If you are responsible enough to own a credit card, or perhaps even own a home, it should be no secret to you that not paying your bill on time negatively affects your credit score. But to what extent should you be worried? Do you know what happens to your credit score if you don’t pay your bills on time? And what should you do if you accidentally miss a payment?
How to Check your Credit Score
Before we get into the details of exactly how your credit score is affected by late payments, perhaps it would be useful to explain that you can access your credit report at any time, for free. So there’s absolutely no excuse to be left in the dark about your current credit score.
There are two simple ways to do this:
- Get your free credit score from credit.com
- Access your annual free credit report from either Equifax, Experian, or TransUnion
What Happens When You Miss a Payment
According to FICO, your credit score automatically drops between 60 to 110 points every time you miss a payment. And this will stay on your report for 7 years. Seems pretty drastic, right?
Luckily, your credit score isn’t affected until the late payment is reported to the credit agency. There is typically a 30 day grace period between the due date and the date the late payment is reported, especially with mortgage payments, car payments, and credit card payments. However, you will most likely be charged a late fee (usually around $25-$35) anytime you make a late payment. If you continue to miss the due dates, you will be charged additional fees.
Your interest rates will also rise on credit cards after making a late payment. The penalty APR is often as high as 29.99%. So it is important not to mess around with late payments on credit cards, especially if you don’t want to pay a bunch of unnecessary fees.
Also, if you have a promotional 0% APR cards, late payments will likely cause you to lose the promotional rate.
What Kinds of Bills Hurt Your Score the Most
You should always pay all of your bills on time. But if for some reason something drastically happens financially and you are unable, certain kinds of bills are more important to pay than others. The following kinds of bills should never be paid late:
- Home mortgage payments: always strive to pay your mortgage on time, as banks take mortgage loans very seriously, and payments are almost always reported to credit agencies
- Car payments: like home loan payments, car payments are almost always reported to credit agencies. Beware that the 30 day grace period doesn’t always apply with these loans
- Credit card bills: you will always be penalized with a late payment fee, even if your bill is only a few days late
- Utility bills: strangely enough, if you pay your utility bills on time it does nothing to help your credit score, but not paying them negatively affects your credit score
What Bills Can Be Paid Late in Emergencies
The following types of bills, if paid late, will hurt your credit score if they are reported after 30 days. However, these kinds of payments are typically only reported if it is necessary to turn them over to a collection agency after 180 days.
- Medical bills
- Rent payments
- Bank overdrafts
- Insurance payments
- Child support payments
What to do If you Miss a Payment
Pay the bill as soon as possible. The longer a bill goes unpaid, the more damage it does to your credit score.

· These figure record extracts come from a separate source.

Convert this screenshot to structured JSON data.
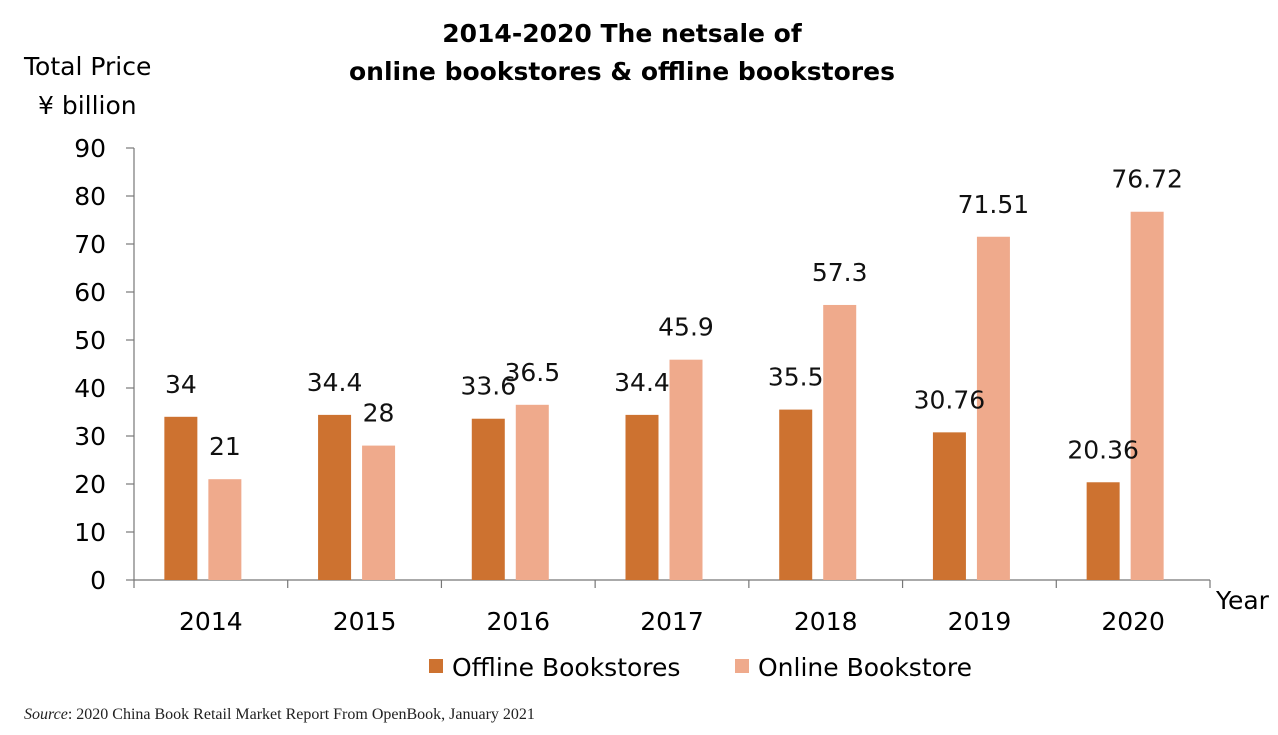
{
  "chart_data": {
    "type": "bar",
    "title": [
      "2014-2020 The netsale of",
      "online bookstores & offline bookstores"
    ],
    "ylabel": [
      "Total Price",
      "¥ billion"
    ],
    "xlabel": "Year",
    "categories": [
      "2014",
      "2015",
      "2016",
      "2017",
      "2018",
      "2019",
      "2020"
    ],
    "series": [
      {
        "name": "Offline Bookstores",
        "color": "#cd7230",
        "values": [
          34,
          34.4,
          33.6,
          34.4,
          35.5,
          30.76,
          20.36
        ],
        "labels": [
          "34",
          "34.4",
          "33.6",
          "34.4",
          "35.5",
          "30.76",
          "20.36"
        ]
      },
      {
        "name": "Online Bookstore",
        "color": "#efaa8c",
        "values": [
          21,
          28,
          36.5,
          45.9,
          57.3,
          71.51,
          76.72
        ],
        "labels": [
          "21",
          "28",
          "36.5",
          "45.9",
          "57.3",
          "71.51",
          "76.72"
        ]
      }
    ],
    "ylim": [
      0,
      90
    ],
    "yticks": [
      0,
      10,
      20,
      30,
      40,
      50,
      60,
      70,
      80,
      90
    ],
    "grid": false,
    "legend": "bottom-center"
  },
  "source": {
    "label": "Source",
    "text": ": 2020 China Book Retail Market Report From OpenBook, January 2021"
  }
}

For example, a bill that is 100 days late is more damaging to your score than a bill that is 31 days late.
If you are in otherwise good standing with your bank or bill company, request a removal of a late fee. It doesn’t hurt to ask, and they may be able to remove the late fee charge.

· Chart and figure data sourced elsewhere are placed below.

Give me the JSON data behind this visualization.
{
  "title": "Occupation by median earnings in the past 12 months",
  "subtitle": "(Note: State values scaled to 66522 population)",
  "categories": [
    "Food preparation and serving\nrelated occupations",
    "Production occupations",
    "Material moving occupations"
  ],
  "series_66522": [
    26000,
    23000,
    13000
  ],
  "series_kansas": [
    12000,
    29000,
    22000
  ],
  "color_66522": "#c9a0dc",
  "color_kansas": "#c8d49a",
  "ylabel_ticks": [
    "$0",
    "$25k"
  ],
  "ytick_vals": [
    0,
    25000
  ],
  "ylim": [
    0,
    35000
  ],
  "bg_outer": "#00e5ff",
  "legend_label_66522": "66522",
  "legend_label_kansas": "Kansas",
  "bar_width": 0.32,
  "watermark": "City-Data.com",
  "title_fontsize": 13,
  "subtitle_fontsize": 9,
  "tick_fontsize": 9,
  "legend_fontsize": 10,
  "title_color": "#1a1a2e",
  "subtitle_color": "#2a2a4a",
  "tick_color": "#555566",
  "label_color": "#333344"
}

After you make a late payment, your interest rates will rise. To lower them, you must pay your bills on time for 6 months consecutively.

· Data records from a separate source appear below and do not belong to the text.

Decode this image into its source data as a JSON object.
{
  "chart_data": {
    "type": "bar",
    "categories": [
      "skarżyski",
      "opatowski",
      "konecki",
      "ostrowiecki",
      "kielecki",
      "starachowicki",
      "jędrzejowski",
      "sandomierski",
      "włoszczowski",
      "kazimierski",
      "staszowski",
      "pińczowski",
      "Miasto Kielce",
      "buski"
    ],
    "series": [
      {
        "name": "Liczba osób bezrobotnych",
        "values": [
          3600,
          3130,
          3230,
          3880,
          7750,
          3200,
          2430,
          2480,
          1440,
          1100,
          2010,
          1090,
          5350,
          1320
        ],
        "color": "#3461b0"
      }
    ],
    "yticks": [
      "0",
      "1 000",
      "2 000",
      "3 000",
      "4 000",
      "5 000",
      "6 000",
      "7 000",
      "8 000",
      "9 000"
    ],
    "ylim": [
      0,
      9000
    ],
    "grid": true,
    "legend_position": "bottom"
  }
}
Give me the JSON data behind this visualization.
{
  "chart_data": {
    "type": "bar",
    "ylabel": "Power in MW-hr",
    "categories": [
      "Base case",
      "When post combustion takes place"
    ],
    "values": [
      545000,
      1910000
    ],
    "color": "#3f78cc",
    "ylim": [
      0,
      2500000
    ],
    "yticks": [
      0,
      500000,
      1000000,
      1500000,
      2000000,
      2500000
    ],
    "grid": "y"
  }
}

How to Prevent Yourself From Missing Future Payments
We all know life is hectic, and sometimes you have bigger issues on your mind than keeping 20 different bills sorted. With that said, there are several free tools and apps that can help you keep your finances organized. A popular and very effective one is Mint. Aside from telling you exactly when your bills are due, it gives you a clear breakdown of how your finances are spent each month.
Your credit score is important. It dictates your eligibility to access new lines of credit. It can even prevent you from being able to rent or purchase a home. So take it seriously, and do everything possible to keep your score as high as possible.